My friend Debbie was there already. She had fixed me up for a date with an MBA/future Wall Street type, such a wildly inappropriate pairing, that word got around and people were talking about it.  We met in a cafeteria on my first day and agreed that we probably shouldn’t go out for dinner.  Maybe later in the term, after we knew each other better, maybe we could be friends… (In this dream I was not only single, but younger and thinner which was nice while it lasted.)

I had been accepted as a graduate student, but didn’t have a course of study.  I thought maybe I should get a Harvard MBA as long as I was there, because then I would have a Harvard MBA.

But, I didn’t really want any job a Harvard MBA would prepare me for and the contacts I would make (which is the real reason people pursue a Harvard MBA) didn’t interest me.

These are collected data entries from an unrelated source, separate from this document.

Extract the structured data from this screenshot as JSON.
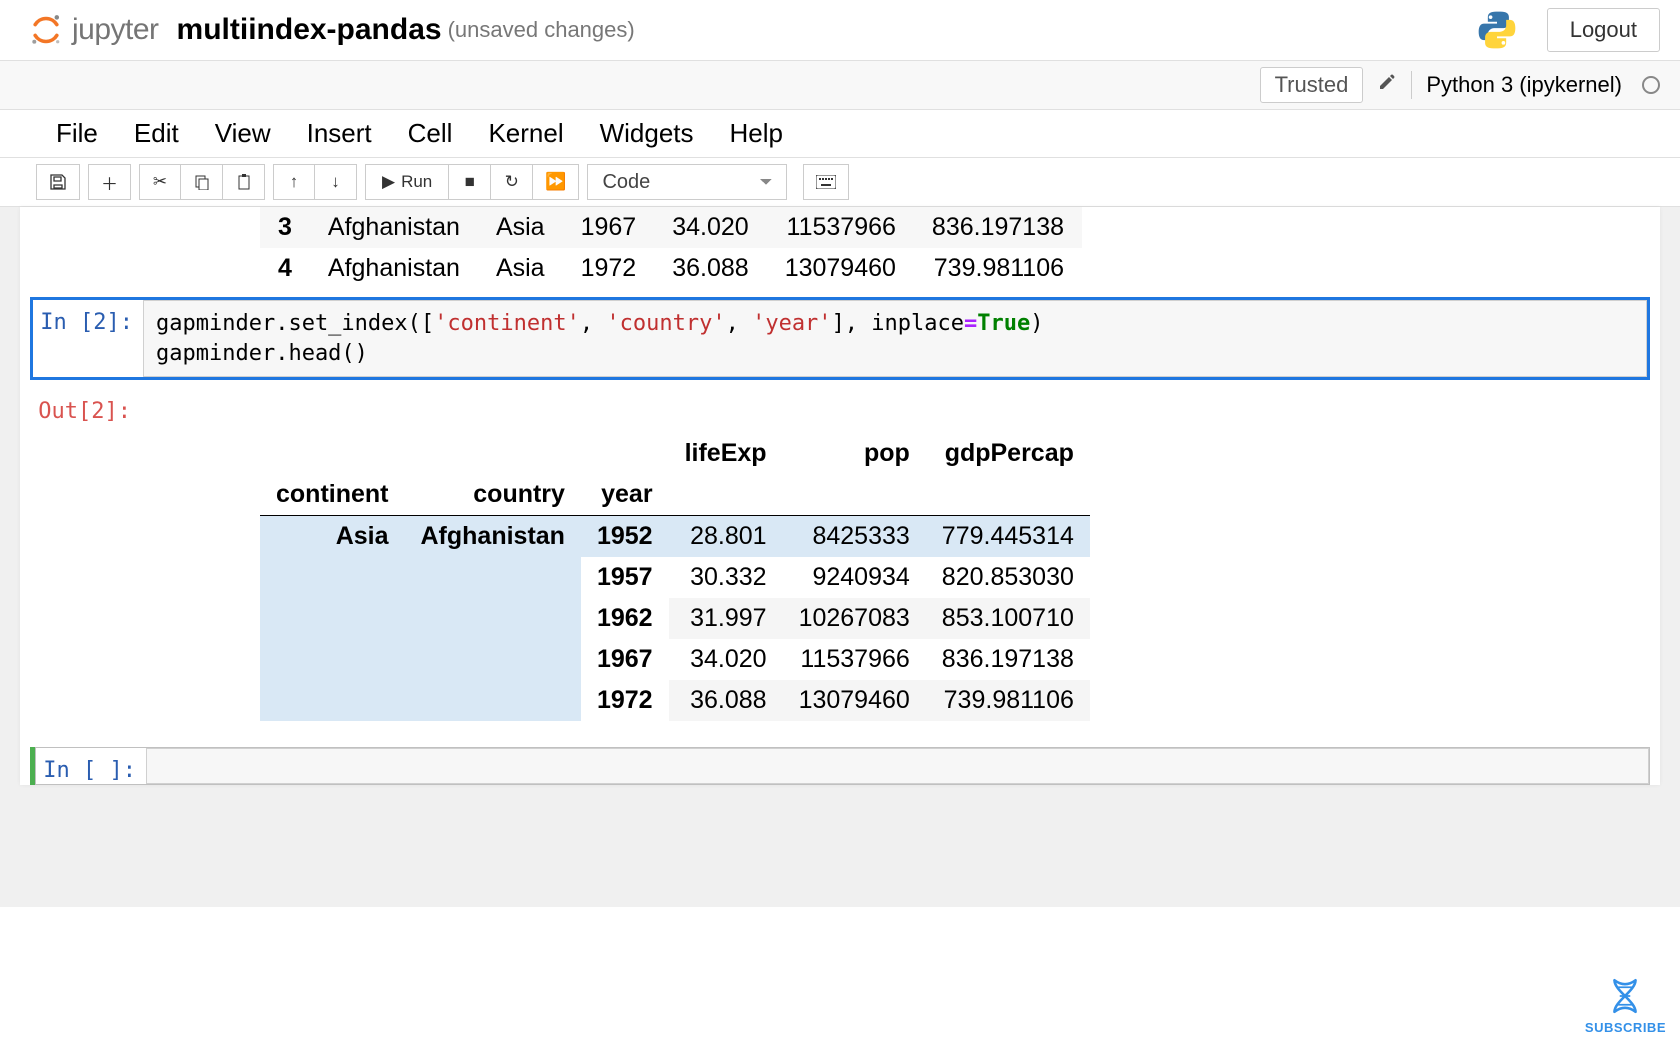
{
  "header": {
    "logo_text": "jupyter",
    "notebook_name": "multiindex-pandas",
    "unsaved_label": "(unsaved changes)",
    "logout_label": "Logout"
  },
  "subheader": {
    "trusted_label": "Trusted",
    "kernel_label": "Python 3 (ipykernel)"
  },
  "menubar": {
    "items": [
      "File",
      "Edit",
      "View",
      "Insert",
      "Cell",
      "Kernel",
      "Widgets",
      "Help"
    ]
  },
  "toolbar": {
    "run_label": "Run",
    "cell_type": "Code"
  },
  "prev_output": {
    "rows": [
      {
        "idx": "3",
        "country": "Afghanistan",
        "continent": "Asia",
        "year": "1967",
        "lifeExp": "34.020",
        "pop": "11537966",
        "gdp": "836.197138"
      },
      {
        "idx": "4",
        "country": "Afghanistan",
        "continent": "Asia",
        "year": "1972",
        "lifeExp": "36.088",
        "pop": "13079460",
        "gdp": "739.981106"
      }
    ]
  },
  "cell_in2": {
    "prompt": "In [2]:",
    "code_line1_pre": "gapminder.set_index([",
    "code_line1_s1": "'continent'",
    "code_line1_c1": ", ",
    "code_line1_s2": "'country'",
    "code_line1_c2": ", ",
    "code_line1_s3": "'year'",
    "code_line1_post": "], inplace",
    "code_line1_eq": "=",
    "code_line1_true": "True",
    "code_line1_close": ")",
    "code_line2": "gapminder.head()"
  },
  "cell_out2": {
    "prompt": "Out[2]:",
    "columns": [
      "lifeExp",
      "pop",
      "gdpPercap"
    ],
    "index_names": [
      "continent",
      "country",
      "year"
    ],
    "continent0": "Asia",
    "country0": "Afghanistan",
    "rows": [
      {
        "year": "1952",
        "lifeExp": "28.801",
        "pop": "8425333",
        "gdp": "779.445314"
      },
      {
        "year": "1957",
        "lifeExp": "30.332",
        "pop": "9240934",
        "gdp": "820.853030"
      },
      {
        "year": "1962",
        "lifeExp": "31.997",
        "pop": "10267083",
        "gdp": "853.100710"
      },
      {
        "year": "1967",
        "lifeExp": "34.020",
        "pop": "11537966",
        "gdp": "836.197138"
      },
      {
        "year": "1972",
        "lifeExp": "36.088",
        "pop": "13079460",
        "gdp": "739.981106"
      }
    ]
  },
  "cell_empty": {
    "prompt": "In [ ]:"
  },
  "subscribe_label": "SUBSCRIBE"
}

Then I thought maybe clown.  Maybe I will get a Masters Degree in Clown and write a thesis on women clowns, or women in clowning and their role in society or something like that.

In my dream I didn’t even think that was a stupid idea or a waste of time, money, or a Harvard degree.

Hmmmmmm.

What could that dream mean?

Time Passages

I feel it more strongly now, the passage of time.

Tonight was the last New York Downtown Clown Revue and Golden Nose Awards.

A community of clowns.

Moving on.

There were two new babies there.

I remembered  the Clown College Reunion at Circus Circus in Las Vegas in 2001.  Somewhere there is a photo of me in full makeup and costume wearing my baby in a bijorn carrier

Some clowns talked of weddings.

I remembered all the Annex weddings at the end of the 1990’s.

Our kids are big now.  A new generation is just starting marriages and families.

The mortality elephant-in-the-room, cancer, was there in conversation about a mutual friend in the hospital and in the presence one who hid her bald head under a hat.

And the story keepers there too;

Hovey Burgess gave an award to Michael Christianson and told stories of the days of Larry Pisoni and The Pickle Family Circus and the San Francisco Mime Troupe and touring Europe and the early days of the Big Apple Circus.  Jim Moore was there with his camera.

It is a real community, the clown community.

Time Step

We took My Kid to see the show Time Step the New Victory Theatre on 42nd Street.  It was absolutely charming.